[jcifs] Timeout problem with jcifs NTLM HTTP authentication

Fri Nov 19 20:08:03 GMT 2004

On Fri, 19 Nov 2004 16:00:24 +0100
<Paul.Holaj at dekabank.de> wrote:

> Hi Mike,
> 
> thank You for the fast response.
> 
> > What the getChallengeForDomain() code does is roughly as follows:
> >
> >   if (list_expiration expired) {
> >      dc_list = lookup all domain controllers again
> >       // cachePolicy set to 10min by filter
> >      list_expiration = now() + jcifs.netbios.cachePolicy
> >   }
> >   for each dc in dc_list {
> >      try {
> >         communicate w/ dc
> >         return dc.challenge
> >      } catch {
> >         dc_list[i] = null // dc no good
> >      }
> >   }
> >   throw Exception
> 
> The bad dc was offline for some days.
> Since our WINS manages a static list, the list still contained the bad dc.
> I restarted the application server before each test and 
> tried to authenticate with my web app and jcifs:
> 
> - sometimes, authentication succeeded; 
>   in this case, I saw in the network trace, 
>   that a "good" dc was returned from WINS as first entry in the list.
> 
> - sometimes, the web app didn't respond and after several minutes,
>   a timeout exception was thrown; 
>   in this case, I saw in the network trace,
>   that the "bad" dc was returned from WINS as first entry in the list.
>   jcifs tried to reach the bad dc several times; 
>   I didn't see, that any other dc's were choosen and 
>   contacted from the list (for each loop ?).
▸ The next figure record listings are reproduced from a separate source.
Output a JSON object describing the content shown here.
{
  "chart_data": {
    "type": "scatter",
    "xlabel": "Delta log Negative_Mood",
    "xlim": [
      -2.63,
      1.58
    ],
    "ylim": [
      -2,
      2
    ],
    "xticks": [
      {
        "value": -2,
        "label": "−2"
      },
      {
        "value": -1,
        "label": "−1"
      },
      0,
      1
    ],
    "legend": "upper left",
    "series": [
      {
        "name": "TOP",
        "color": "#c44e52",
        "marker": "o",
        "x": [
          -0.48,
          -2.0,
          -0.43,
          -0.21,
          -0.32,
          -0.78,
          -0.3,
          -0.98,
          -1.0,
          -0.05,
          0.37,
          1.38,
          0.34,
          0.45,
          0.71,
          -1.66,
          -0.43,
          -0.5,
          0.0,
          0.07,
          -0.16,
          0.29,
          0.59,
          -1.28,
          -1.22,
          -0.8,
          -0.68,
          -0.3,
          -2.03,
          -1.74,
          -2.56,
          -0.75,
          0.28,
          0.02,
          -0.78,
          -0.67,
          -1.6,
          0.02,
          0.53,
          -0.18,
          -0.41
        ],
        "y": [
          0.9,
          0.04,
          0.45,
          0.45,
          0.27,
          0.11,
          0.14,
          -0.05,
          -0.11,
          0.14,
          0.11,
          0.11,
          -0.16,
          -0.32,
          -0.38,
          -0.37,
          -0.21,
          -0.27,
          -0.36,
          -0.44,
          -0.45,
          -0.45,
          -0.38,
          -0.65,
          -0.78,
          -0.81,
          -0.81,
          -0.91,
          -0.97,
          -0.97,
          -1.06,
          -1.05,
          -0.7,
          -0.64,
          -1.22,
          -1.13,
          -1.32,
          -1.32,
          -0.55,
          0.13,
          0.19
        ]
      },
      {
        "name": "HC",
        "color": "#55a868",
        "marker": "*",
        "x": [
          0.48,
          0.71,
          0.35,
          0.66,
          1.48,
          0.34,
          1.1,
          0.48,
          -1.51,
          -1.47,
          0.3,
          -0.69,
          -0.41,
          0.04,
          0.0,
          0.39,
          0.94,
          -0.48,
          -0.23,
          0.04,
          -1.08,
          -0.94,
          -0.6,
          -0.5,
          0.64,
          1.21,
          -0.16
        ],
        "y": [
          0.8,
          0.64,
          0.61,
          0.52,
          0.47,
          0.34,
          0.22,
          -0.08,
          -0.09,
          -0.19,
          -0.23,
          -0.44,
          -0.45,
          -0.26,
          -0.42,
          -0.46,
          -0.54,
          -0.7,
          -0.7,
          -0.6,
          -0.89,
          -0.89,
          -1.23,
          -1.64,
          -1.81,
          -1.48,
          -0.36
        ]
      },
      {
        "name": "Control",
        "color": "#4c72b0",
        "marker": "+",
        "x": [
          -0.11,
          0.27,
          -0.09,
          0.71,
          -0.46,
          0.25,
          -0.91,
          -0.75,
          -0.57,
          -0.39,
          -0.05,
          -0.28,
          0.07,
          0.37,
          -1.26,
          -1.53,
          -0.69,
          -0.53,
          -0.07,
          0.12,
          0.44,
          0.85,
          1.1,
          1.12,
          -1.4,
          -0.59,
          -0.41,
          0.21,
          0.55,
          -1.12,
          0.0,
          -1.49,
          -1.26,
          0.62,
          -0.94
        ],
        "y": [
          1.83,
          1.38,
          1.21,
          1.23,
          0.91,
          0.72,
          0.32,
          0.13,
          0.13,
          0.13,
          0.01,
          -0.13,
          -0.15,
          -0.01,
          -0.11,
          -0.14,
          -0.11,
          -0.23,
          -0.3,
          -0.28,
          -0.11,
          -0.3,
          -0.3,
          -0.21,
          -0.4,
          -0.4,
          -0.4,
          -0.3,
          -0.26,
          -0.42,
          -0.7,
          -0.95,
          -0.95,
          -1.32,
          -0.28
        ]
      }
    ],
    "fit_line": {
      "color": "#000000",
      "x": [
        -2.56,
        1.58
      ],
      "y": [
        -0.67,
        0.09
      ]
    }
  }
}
I don't think there's any correlation between the behavior you see and the
bad DC exceptions you see in the log. The pseudocode shows that when the bad
DC is encountered it is set to null which removes it from consideration util
the list is refreshed after cachePolicy seconds. So basically you'll get a
delay after that time but the duration depends greatly on the state of the
bad DC. If it wasn't even responding to the socket connection you should see
no delay at all. The exception in the log suggests the SYN packet was
routable but did not respond or accepted the connection but then did not
respond. This would be an soTimeout delay which is by default 5 seconds. My
understanding of the code is that that is the worst case scenario for 1 bad
DC. So I have no idea where the "several minutes" is coming from. My
understanding of the code is that that's not possible. But I could be wrong
:->

> 
> Is this really the expected behaviour when encountering a bad dc ? 
> That means, that the application is not usable for about 10 minutes 
> until the timeout occurs ?

No. That should not happen. The only way I could see that happening is if A)
the DC is alive but struggling heavily (meaning the delay is the DC), B) all
the DCs in the list are bad, or C) some jcifs properties have been messed
with inappropriately. If you can reproduce the behavior and produce a
capture I would be interested in looking at it.

Mike

-- 
Greedo shoots first? Not in my Star Wars.